Avoir un animal de compagnie, c’est en prendre soin, c’est une responsabilité. En tout cas en théorie. Chaque été les refuges font le plein car les familles se débarrassent plus ou moins délicatement de leur compagnon à poils pour diverses raisons. Quand les animaux ne sont pas tout simplement abandonnés en pleine nature. Marie-Antoinette Harles est bénévole dans son refuge associatif de chats, SOS Animaux, depuis 26 ans. Malgré les campagnes de sensibilisation, elle se désole de voir chaque année le même schéma se répéter.

«Chaque été c’est la même chose, surtout avec les portées de chatons. Les gens ne stérilisent pas leurs chats, du coup toutes les portées débarquent à nos portes au mois de juin et juillet. Parfois, il faut nourrir les chatons à la pipette car la mère ne produit pas assez de lait. C’est intéressant les chatons, c’est ce que les familles recherchent en priorité. C’est un cadeau classique à Noël, un petit chaton c’est tellement mignon. Mais non, je déconseille d’offrir un animal en cadeau. Le chaton grandit, il faut s’en occuper, en prendre soin, l’emmener chez le vétérinaire, cela a un coût. Cela fait que quelques mois plus tard, le petit chat est de retour au refuge. Ceux qui nous regardent dans les yeux en nous disant qu’après trois ou quatre ans on développe subitement une allergie aux poils, je vois bien qu’ils mentent. Les déménagements aussi sont souvent une raison d’abandon, certains laissent carrément leur bête sur place, sans se retourner. Je me demande comment ces gens-là dorment la nuit… Nous essayons de bien expliquer aux personnes intéressées par un animal tout le travail et le budget que cela représente, mais visiblement cela n’est pas suffisant.

Ce qui me fait rager le plus c’est que les gens nous disent “vous êtes là pour ça”, alors que non, nous sommes seulement une association qui vit de dons.
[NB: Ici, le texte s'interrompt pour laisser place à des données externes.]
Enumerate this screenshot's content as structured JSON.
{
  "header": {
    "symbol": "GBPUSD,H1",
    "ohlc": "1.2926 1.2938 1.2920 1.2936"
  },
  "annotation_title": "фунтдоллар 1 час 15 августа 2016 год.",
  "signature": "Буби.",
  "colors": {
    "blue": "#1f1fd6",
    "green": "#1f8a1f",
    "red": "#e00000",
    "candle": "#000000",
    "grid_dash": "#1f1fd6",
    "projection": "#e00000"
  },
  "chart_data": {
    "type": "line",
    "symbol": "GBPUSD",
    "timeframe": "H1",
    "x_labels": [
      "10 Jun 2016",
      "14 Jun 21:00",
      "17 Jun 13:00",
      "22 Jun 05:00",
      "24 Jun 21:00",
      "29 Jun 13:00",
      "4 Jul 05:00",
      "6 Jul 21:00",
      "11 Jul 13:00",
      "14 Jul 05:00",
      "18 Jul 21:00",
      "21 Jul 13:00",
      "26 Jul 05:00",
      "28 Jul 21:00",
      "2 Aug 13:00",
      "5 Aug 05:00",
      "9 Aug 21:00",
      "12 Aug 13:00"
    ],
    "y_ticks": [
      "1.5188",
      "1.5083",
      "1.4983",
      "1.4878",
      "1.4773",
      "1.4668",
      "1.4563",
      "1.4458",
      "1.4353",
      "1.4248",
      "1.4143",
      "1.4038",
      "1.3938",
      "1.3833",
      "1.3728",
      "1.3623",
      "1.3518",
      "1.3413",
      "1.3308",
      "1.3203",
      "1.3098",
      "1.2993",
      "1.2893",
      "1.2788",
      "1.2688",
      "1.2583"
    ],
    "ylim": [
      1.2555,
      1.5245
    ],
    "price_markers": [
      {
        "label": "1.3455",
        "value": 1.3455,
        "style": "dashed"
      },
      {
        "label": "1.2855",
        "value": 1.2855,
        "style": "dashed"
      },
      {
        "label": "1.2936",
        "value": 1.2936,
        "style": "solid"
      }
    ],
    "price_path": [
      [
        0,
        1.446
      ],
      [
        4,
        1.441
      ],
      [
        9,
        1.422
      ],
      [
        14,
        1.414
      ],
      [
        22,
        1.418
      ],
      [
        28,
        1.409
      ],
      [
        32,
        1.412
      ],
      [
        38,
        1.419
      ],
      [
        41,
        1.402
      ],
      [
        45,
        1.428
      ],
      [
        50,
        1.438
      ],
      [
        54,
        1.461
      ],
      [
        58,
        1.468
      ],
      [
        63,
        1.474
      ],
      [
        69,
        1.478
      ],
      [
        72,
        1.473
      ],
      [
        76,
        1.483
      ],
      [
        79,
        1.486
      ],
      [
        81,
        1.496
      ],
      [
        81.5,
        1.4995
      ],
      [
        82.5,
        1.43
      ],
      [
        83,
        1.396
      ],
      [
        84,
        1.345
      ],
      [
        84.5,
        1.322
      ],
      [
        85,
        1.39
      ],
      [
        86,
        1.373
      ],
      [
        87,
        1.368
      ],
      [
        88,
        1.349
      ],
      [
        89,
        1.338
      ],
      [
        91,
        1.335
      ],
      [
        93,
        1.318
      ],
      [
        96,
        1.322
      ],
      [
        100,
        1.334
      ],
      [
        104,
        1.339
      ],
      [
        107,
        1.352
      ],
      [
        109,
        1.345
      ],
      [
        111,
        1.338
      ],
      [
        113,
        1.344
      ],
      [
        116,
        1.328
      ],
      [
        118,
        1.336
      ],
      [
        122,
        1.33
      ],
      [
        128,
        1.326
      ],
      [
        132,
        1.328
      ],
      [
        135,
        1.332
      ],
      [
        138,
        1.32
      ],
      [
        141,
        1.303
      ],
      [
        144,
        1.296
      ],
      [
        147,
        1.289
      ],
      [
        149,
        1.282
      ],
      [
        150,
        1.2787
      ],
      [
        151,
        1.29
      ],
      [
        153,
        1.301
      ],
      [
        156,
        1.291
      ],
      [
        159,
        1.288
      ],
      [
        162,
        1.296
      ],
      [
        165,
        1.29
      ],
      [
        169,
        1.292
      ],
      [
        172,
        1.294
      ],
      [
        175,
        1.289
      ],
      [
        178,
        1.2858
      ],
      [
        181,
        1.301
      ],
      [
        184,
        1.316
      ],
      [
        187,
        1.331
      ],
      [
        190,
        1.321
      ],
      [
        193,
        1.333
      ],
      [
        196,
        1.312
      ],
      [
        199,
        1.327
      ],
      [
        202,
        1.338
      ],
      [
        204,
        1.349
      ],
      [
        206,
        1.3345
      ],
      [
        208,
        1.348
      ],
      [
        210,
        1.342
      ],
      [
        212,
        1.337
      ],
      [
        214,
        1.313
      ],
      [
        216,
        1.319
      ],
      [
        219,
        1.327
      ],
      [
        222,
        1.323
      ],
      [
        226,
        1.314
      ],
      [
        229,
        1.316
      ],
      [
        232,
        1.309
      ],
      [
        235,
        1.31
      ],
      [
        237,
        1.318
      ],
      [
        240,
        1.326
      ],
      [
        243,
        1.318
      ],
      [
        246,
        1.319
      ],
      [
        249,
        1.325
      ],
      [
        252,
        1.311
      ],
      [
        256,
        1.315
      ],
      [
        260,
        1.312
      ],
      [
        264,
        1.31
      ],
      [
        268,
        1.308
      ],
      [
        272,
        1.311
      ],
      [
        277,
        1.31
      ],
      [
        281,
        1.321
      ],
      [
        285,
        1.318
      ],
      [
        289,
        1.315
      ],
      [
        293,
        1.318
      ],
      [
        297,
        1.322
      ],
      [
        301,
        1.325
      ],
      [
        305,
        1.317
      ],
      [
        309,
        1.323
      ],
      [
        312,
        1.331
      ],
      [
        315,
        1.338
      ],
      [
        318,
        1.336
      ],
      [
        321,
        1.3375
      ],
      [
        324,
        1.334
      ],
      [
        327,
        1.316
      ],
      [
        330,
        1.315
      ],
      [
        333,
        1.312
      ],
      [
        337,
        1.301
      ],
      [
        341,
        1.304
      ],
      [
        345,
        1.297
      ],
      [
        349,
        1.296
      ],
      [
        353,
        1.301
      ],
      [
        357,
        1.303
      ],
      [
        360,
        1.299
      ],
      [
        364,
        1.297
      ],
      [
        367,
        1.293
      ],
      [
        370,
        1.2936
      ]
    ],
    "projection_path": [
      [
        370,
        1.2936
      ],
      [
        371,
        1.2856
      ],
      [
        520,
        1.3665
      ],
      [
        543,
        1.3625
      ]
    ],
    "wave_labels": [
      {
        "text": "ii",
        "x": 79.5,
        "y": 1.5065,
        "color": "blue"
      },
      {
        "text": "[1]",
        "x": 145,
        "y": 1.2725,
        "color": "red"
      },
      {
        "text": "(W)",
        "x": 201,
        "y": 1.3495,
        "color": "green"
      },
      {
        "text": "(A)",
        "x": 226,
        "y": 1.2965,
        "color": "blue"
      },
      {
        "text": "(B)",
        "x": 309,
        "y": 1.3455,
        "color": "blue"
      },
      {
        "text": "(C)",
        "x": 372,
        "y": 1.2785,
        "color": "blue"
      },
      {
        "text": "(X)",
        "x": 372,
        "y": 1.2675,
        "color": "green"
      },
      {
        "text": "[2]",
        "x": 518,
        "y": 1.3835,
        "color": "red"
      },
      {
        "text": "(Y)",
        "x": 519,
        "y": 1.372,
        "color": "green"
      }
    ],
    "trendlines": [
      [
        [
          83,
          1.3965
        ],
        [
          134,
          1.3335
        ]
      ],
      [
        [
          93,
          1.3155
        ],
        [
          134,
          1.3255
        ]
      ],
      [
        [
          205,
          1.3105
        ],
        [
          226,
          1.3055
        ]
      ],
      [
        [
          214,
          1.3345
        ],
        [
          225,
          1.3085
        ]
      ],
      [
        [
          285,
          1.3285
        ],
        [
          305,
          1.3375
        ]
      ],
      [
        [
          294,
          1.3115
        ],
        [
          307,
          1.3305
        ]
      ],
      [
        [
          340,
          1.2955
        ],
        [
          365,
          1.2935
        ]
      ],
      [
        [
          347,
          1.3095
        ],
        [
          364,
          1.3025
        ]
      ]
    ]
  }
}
On nous appelle les soirs et
weekends parce que les gens trouvent des oiseaux, des renards, quand on leur répond que nous ne prenons que des chats et qu’il faut se rendre à Dudelange, “ah non c’est trop loin” nous répond-t-on. Ils ne se rendent pas compte que nous ne sommes qu’une association avec des petits moyens, d’autant que les dons sont en baisse alors que le refuge demande du travail pour garder les animaux propres, les emmener chez le vétérinaire etc.  

Nous avons quelques places pour garder des chats pendant les vacances, cela permet de faire un peu d’argent, même si cela ne doit pas être notre activité principale. Les grands refuges à Dudelange et Gasperich offrent ces services également, mais il faut prendre ses dispositions en amont des vacances.

Depuis le mois de mars, une nouvelle loi impose de poser une puce sur les chats, ce qui n’était obligatoire que pour les chiens jusque-là, et surtout de les faire stériliser, ce qui est une très bonne chose. Mais la loi exempte les agriculteurs, ce n’est pas juste que la loi ne s’applique pas à tout le monde. Car la mentalité dans les campagnes c’est qu’un chat stérilisé n’ira pas attraper les souris, ce qui n’est pas vrai. Et sans puce, difficile de retrouver un propriétaire. Et de toute façon les amendes dans ces cas-là ne font pas peur, c’est dommage».